Approaching this CD without prejudice, I'm in agreement with Mr. Behr, who points to vivid, visceral recorded sound -- the piano is caught with real depth and impact -- and Kissin's extraordinary technical prowess. In terms of keyboard mastery, we are at the very highest echelon, the territory of Horowitz and Pollini. Kissin is perfectly at ease in the Prokofiev Second, making child's play of passages that are often banged out with effort. Prokofiev's keyboard idiom embraced motor rhythms and the percussive side of the piano's range, as did Bartok. The Second takes his modernism to a farther extreme than any other of the five concertos, which accounts for its neglect, both in the past and present. Kissin is less bombastic than most, and his mastery over the idiom cannot be faulted. He may be dubious in Beethoven, but in Russian music he's unassailable.
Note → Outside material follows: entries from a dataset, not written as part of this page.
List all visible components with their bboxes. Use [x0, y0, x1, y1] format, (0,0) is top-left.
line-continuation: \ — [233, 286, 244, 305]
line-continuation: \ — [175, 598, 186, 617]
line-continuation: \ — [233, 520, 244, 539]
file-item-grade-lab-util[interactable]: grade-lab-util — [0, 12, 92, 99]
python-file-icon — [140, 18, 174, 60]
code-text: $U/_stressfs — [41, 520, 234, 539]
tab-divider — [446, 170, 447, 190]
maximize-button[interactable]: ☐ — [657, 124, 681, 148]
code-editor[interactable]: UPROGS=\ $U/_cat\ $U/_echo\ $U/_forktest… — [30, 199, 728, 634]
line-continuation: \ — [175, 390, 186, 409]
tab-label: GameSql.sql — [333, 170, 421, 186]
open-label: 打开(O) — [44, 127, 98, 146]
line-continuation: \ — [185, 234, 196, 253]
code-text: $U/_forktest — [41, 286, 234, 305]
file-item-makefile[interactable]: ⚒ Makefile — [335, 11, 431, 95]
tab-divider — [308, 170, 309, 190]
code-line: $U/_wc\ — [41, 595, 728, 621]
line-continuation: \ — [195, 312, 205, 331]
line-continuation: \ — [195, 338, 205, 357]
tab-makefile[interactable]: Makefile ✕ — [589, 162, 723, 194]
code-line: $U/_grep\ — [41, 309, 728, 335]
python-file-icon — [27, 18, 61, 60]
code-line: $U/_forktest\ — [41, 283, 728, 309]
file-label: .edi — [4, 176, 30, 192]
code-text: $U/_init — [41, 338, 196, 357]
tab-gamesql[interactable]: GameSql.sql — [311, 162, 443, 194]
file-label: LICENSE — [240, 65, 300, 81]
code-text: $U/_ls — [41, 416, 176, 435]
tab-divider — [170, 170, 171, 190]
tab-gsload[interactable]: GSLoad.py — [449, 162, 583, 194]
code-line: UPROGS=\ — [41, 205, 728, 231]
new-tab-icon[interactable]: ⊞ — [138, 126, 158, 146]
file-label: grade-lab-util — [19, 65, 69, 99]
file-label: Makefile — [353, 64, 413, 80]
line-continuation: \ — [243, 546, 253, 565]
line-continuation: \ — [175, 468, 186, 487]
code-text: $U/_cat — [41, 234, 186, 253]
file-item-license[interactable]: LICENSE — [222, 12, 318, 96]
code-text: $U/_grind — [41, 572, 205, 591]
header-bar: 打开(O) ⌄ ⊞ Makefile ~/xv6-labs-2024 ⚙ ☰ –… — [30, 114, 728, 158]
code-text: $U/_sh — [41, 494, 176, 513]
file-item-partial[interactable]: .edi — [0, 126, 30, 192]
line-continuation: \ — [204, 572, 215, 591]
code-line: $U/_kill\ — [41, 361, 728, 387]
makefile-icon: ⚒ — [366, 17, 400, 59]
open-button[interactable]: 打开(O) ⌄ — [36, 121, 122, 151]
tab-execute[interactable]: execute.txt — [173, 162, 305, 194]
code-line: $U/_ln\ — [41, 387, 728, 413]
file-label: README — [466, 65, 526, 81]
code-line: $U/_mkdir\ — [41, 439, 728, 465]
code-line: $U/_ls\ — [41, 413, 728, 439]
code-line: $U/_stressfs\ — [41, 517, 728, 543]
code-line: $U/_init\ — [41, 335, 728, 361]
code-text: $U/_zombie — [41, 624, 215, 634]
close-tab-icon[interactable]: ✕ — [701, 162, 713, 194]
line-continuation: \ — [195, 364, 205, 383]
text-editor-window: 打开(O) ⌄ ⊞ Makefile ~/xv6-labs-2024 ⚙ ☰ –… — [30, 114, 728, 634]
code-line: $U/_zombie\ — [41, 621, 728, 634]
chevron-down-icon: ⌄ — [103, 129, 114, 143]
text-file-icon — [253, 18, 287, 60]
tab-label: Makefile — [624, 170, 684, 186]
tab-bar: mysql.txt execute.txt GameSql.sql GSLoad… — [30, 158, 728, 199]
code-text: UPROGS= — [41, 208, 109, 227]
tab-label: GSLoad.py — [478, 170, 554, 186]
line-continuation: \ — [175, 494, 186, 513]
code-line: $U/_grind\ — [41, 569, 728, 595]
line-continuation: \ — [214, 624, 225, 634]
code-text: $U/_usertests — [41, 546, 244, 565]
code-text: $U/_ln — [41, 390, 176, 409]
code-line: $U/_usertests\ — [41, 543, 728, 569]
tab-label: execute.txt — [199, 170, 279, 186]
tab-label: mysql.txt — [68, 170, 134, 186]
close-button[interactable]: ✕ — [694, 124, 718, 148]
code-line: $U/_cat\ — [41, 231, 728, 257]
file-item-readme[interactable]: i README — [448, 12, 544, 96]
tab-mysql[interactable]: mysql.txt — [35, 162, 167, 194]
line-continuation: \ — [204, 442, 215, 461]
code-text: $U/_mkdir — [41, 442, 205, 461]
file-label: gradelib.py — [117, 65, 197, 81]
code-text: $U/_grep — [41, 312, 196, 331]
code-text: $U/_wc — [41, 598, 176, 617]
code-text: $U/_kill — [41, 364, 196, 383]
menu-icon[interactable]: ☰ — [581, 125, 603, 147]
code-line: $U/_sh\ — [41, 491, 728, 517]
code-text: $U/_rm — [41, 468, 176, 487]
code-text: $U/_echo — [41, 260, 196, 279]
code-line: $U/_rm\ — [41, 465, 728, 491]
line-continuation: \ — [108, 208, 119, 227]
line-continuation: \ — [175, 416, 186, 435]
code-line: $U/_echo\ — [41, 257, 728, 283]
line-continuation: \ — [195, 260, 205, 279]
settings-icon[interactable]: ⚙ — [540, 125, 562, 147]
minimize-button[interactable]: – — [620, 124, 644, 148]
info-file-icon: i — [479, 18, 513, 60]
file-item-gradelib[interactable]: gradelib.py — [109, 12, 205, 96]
The Third Cto. is Prokofiev's most popular by far, and the range of great recordings extends back as far as William Kapell in the early Fifties to Gary Graffman in the Sixties (with George Szell as a razor-sharp but elegant accompanist) and Argerich among contemporaries. Kissin re4turns to the work for the third time here, competing with his younger self on RCA and DG. Both of those recordings were powerful, elegant, elegiac, and witty, capturing the shifting moods of a mercurial work.